Many suspected cases of measles or rubella that are tested in an elimination setting may not be highly suspicious for these diseases, and yet may be confirmed following detection of virus-specific IgM. For these doubtful cases, without a positive RT-PCR result to corroborate the IgM, there will be increased pressure on the laboratory to conduct additional testing that will provide the evidence needed to discard the case. A checklist is provided below that may be helpful to evaluate the likelihood that the positive or equivocal IgM result was nonspecific or to support a request for additional testing:

  • Confirm that the IgM assay used for testing was a validated EIA. If not, the specimen should be referred to a WHO-accredited laboratory and re-tested with a validated EIA
  • Confirm that the patient had not received an MR/MMR within 56 days since antibody from immunization could be detectable
  • Re-test the serum using a different commercial IgM EIA kit (where available). If the IgM is negative, the case can be discarded
  • If serum was collected within 3-4 days of rash onset, test for the presence of measles IgG antibody (or rubella IgG, if suspect rubella case). Detection of IgG is not consistent with a primary infection and could indicate a higher likelihood that the positive IgM result is nonspecific
  • If IgM is positive for measles, test for IgM for rubella. If both are IgM positive or equivocal, this may suggest that the IgM result was due to a nonspecific reaction. (The likelihood of simultaneous infection with both viruses is very low)


Details regarding the case may come to light during the course of the investigation and laboratory testing that indicate an alternative etiology. The clinical presentation, patient medical history, and the findings of the epidemiologic investigation may indicate that the positive or equivocal IgM result was obtained due to a non-specific reaction:

  • A source of infection for the measles/rubella case could not be identified after a thorough investigation
  • Clinical, medical and epidemiologic aspects of the case suggest the rash was due to an alternative etiologic agent, medical condition, or drug reaction (e.g., treatment with antibiotics)
  • Identification of a local outbreak of other febrile rash illnesses

In elimination settings, there may be an increase in the proportion of suspected cases that occur as single, sporadic cases in elimination settings. The total number of cases with an unknown source is an important component that is reviewed for the verification of elimination. Frequently, there is a missed opportunity to collect virologic specimens when a sporadic case occurs. This will increase the number of sporadic cases that are confirmed solely due to a positive or equivocal IgM result. If the source of infection is unknown and there is a low index of suspicion, additional laboratory testing may be pursued in an attempt to discard the case as a non-measles, non-rubella case.

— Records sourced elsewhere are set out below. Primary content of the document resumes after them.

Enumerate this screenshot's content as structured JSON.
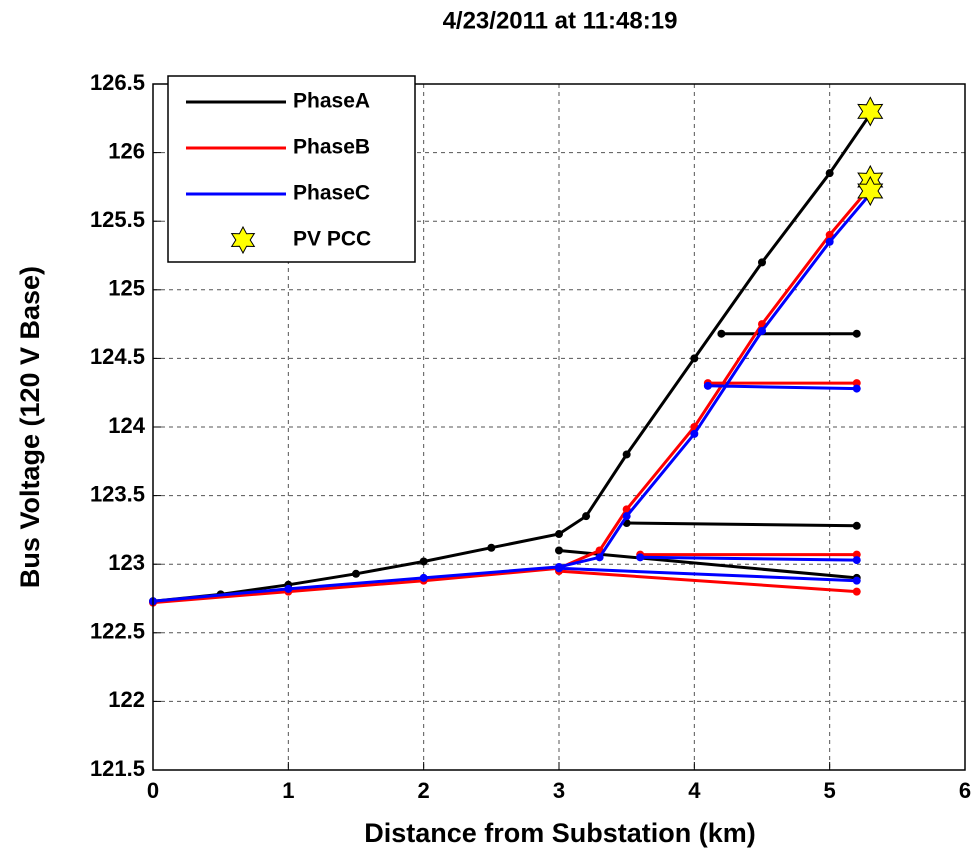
{
  "chart_data": {
    "type": "line",
    "title": "4/23/2011 at 11:48:19",
    "x_label": "Distance from Substation (km)",
    "y_label": "Bus Voltage (120 V Base)",
    "xlim": [
      0,
      6
    ],
    "xticks": [
      0,
      1,
      2,
      3,
      4,
      5,
      6
    ],
    "ylim": [
      121.5,
      126.5
    ],
    "yticks": [
      121.5,
      122,
      122.5,
      123,
      123.5,
      124,
      124.5,
      125,
      125.5,
      126,
      126.5
    ],
    "grid": true,
    "legend": "upper left",
    "series": [
      {
        "name": "PhaseA",
        "color": "#000000",
        "x": [
          0,
          0.5,
          1,
          1.5,
          2,
          2.5,
          3,
          3.2,
          3.5,
          4,
          4.5,
          5,
          5.3,
          null,
          4.2,
          5.2,
          null,
          3.5,
          5.2,
          null,
          3,
          5.2
        ],
        "values": [
          122.73,
          122.78,
          122.85,
          122.93,
          123.02,
          123.12,
          123.22,
          123.35,
          123.8,
          124.5,
          125.2,
          125.85,
          126.28,
          null,
          124.68,
          124.68,
          null,
          123.3,
          123.28,
          null,
          123.1,
          122.9
        ]
      },
      {
        "name": "PhaseB",
        "color": "#ff0000",
        "x": [
          0,
          1,
          2,
          3,
          3.3,
          3.5,
          4,
          4.5,
          5,
          5.3,
          null,
          4.1,
          5.2,
          null,
          3.6,
          5.2,
          null,
          3,
          5.2
        ],
        "values": [
          122.72,
          122.8,
          122.88,
          122.97,
          123.1,
          123.4,
          124.0,
          124.75,
          125.4,
          125.75,
          null,
          124.32,
          124.32,
          null,
          123.07,
          123.07,
          null,
          122.95,
          122.8
        ]
      },
      {
        "name": "PhaseC",
        "color": "#0000ff",
        "x": [
          0,
          1,
          2,
          3,
          3.3,
          3.5,
          4,
          4.5,
          5,
          5.3,
          null,
          4.1,
          5.2,
          null,
          3.6,
          5.2,
          null,
          3,
          5.2
        ],
        "values": [
          122.73,
          122.82,
          122.9,
          122.98,
          123.05,
          123.35,
          123.95,
          124.7,
          125.35,
          125.7,
          null,
          124.3,
          124.28,
          null,
          123.05,
          123.03,
          null,
          122.97,
          122.88
        ]
      },
      {
        "name": "PV PCC",
        "color": "#ffff00",
        "marker": "star",
        "x": [
          5.3,
          5.3,
          5.3
        ],
        "values": [
          126.3,
          125.8,
          125.72
        ]
      }
    ]
  }
}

For the verification of elimination or as a requirement for countries that have achieved elimination, no more that 20% of confirmed cases* should be categorised as having an unknown source [12,13]. The total number of cases with an unknown source of infection may include some cases for which the genotype was identified. The source may be classified as unknown if there is insufficient evidence to classify the case as an importation or an importation-associated case despite identification of the genotype (Chapter 7. Molecular epidemiology of measles and rubella).

*Note: The requirement for verification of elimination has some subtle differences from the indicator for adequate molecular surveillance. For molecular surveillance, the indicator requires that a genotype should be identified for ≥80% of all chains of transmission. Refer to chapters 7 and 10 for additional information.